I am using Camlp4 to parse a string of quantifiers in which quantification keywords and variables are separated by comma. One example is like below:
exists x,y,z, forall a,b, exists h,k
Here, exists
and forall
are keywords, x,y,z,a,b,h,k
are identifiers. The corresponding tokens are EXISTS
, FORALL
and IDENTIFIER of string
.
My data structure:
type quantifier =
| Exists of string
| Forall of string
To parse the string of quantifiers above, my rules are:
id: [[
`IDENTIFIER s-> s
]];
one_kind_quantifiers: [[
`EXISTS; il=LIST1 id SEP `COMMA -> List.map (fun v -> Exists v) il
|`FORALL; il=LIST1 id SEP `COMMA -> List.map (fun v -> Forall v) il
]];
quantifiers: [[
t=LIST0 one_kind_quantifiers SEP `COMMA -> List.flatten t
]];
However, my parser always throws an error:
Stream.Error("[id] expected after COMMA (in [one_kind_quantifiers])").
Do you know how to fix this problem? How to make LIST1
stop throwing error when it detects the element after `COMMA
is a keyword?
Thank you very much!
(For more information, if I use white-space to separate variables impacted by the same quantification keyword, like exists x y z, forall a b, exists h k
. And remove the SEP `COMMA
in the one_kind_quantifiers
rule, then the parser can perfectly parse this new string).

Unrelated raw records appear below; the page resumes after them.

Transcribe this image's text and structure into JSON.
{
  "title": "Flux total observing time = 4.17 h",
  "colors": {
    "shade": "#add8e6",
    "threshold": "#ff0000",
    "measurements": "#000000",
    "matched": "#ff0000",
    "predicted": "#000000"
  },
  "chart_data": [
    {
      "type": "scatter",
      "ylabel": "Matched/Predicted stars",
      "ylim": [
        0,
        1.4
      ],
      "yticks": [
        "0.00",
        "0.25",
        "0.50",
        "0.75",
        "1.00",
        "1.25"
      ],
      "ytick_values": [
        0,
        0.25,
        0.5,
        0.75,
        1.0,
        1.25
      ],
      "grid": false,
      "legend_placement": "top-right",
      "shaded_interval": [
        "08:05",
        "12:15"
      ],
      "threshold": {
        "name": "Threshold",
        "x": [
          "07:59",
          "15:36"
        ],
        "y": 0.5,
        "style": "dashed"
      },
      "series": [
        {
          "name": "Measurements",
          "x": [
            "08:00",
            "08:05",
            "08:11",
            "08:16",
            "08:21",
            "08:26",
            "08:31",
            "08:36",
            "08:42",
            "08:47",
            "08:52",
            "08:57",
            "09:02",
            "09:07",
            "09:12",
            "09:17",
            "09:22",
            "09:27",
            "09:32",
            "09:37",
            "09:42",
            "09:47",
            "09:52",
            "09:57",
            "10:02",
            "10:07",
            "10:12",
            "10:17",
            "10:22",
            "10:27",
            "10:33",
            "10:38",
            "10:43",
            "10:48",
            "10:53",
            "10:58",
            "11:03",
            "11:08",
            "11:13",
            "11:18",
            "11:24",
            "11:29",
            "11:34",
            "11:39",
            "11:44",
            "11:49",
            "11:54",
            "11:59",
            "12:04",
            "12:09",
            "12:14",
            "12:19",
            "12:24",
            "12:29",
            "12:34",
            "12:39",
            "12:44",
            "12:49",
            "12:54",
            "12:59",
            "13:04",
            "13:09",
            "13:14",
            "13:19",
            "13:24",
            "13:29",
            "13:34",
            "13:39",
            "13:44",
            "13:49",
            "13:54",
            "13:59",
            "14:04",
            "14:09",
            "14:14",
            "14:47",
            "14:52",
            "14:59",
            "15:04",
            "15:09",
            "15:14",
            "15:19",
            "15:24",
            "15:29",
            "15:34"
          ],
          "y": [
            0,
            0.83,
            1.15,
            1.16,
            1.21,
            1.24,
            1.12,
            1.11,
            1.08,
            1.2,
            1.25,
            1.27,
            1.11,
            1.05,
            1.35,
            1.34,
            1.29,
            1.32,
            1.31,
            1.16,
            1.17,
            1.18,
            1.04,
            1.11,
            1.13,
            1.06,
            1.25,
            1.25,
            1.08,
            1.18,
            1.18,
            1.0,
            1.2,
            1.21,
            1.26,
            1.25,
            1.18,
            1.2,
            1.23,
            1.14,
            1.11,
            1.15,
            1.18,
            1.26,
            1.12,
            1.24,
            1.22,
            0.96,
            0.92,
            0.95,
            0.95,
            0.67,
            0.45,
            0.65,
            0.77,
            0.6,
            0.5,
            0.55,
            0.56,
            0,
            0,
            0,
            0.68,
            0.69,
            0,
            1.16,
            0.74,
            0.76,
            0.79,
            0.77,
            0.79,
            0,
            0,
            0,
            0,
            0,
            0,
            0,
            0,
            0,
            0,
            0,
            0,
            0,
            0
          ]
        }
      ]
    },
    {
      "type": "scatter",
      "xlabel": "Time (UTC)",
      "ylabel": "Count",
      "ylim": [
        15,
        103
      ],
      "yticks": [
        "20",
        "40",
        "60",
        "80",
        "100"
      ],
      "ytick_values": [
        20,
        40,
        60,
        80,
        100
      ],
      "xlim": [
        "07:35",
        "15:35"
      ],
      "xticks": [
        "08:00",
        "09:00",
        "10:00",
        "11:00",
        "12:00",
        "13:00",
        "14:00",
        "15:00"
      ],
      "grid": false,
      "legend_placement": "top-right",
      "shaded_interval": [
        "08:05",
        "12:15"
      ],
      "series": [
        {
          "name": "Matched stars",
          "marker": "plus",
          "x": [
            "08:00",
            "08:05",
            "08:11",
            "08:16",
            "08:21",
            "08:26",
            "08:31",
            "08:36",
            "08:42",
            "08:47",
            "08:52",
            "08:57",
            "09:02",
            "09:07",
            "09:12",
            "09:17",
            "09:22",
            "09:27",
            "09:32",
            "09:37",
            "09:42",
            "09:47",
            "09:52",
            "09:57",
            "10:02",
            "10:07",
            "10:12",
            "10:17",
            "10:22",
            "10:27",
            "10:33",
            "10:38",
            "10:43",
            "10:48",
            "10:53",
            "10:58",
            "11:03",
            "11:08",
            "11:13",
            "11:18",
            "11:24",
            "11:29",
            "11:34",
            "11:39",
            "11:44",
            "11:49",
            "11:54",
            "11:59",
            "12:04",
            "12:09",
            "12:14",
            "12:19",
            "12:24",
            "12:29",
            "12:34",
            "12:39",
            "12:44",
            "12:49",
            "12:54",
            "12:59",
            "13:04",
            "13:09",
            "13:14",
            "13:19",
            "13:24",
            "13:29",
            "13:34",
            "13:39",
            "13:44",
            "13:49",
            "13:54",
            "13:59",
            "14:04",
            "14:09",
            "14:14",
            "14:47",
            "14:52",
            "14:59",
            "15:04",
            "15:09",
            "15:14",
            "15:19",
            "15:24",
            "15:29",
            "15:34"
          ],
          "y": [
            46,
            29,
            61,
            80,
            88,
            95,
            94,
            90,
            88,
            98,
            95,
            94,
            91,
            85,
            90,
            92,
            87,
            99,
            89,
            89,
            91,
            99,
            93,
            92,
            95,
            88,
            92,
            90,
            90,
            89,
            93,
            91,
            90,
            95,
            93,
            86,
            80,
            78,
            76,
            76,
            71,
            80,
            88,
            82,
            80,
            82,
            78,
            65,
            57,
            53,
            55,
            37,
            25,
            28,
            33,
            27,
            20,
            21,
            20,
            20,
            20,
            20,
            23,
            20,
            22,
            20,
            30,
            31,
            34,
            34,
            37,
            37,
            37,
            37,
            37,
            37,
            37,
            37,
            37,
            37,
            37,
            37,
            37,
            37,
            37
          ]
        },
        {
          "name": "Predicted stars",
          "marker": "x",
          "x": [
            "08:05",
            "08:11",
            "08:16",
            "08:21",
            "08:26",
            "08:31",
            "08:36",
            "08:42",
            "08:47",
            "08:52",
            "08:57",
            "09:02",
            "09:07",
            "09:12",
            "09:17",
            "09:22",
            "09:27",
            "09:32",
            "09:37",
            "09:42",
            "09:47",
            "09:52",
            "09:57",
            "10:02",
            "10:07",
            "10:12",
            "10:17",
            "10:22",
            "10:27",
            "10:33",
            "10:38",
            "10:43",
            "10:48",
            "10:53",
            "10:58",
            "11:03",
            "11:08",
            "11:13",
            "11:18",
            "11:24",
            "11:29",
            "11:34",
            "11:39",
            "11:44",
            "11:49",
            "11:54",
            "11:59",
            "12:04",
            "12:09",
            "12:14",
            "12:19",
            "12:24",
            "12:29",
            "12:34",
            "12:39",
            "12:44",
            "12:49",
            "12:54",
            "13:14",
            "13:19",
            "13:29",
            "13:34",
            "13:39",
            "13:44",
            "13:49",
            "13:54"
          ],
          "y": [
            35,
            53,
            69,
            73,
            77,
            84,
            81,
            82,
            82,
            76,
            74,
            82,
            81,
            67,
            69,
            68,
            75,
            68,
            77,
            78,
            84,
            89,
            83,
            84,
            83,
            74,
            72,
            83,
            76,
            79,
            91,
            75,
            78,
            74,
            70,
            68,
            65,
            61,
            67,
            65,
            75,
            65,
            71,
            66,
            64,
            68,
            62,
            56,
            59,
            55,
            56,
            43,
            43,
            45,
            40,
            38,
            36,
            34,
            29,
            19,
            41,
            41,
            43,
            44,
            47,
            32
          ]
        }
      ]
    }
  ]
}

===========================
Update solution:
With suggestion from Igor (@ygrek), I am able to write the expected parser by not using LIST1 but manually writing rules to parse list of string.
id_list: [[
`IDENTIFIER s -> [s]
|t=`id_list; `COMMA; `IDENTIFIER s -> t@[s]
]];
one_kind_quantifiers: [[
`EXISTS; il=id_list -> List.map (fun v -> Exists v) il
|`FORALL; il=id_list -> List.map (fun v -> Forall v) il
]];
quantifiers: [[
t=LIST0 one_kind_quantifiers SEP `COMMA -> List.flatten t
]];
Note that the rule to parse a list of strings is:
id_list: [[
`IDENTIFIER s -> [s]
| t=`id_list; `COMMA; `IDENTIFIER s -> t@[s]
]];
but not:
id_list: [[
`IDENTIFIER s -> [s]
| `IDENTIFIER s; `COMMA; t=`id_list -> [s]@t
]];
The second way of writing the id_list
rule throws the same error as when using LIST1
. (So I guess that maybe it is the way that LIST1
is implemented...)
camlp4 is recursive-descent parser and IIRC it will backtrack only on the first token of each rule, once first token matches it will continue till the end of the rule. In this case for LIST1
it can match on comma so it descends but second token is not as expected and it is too late to backtrack. I guess unrolling LIST1
and inlining into your grammar will workaround this issue, but will probably be rather ugly.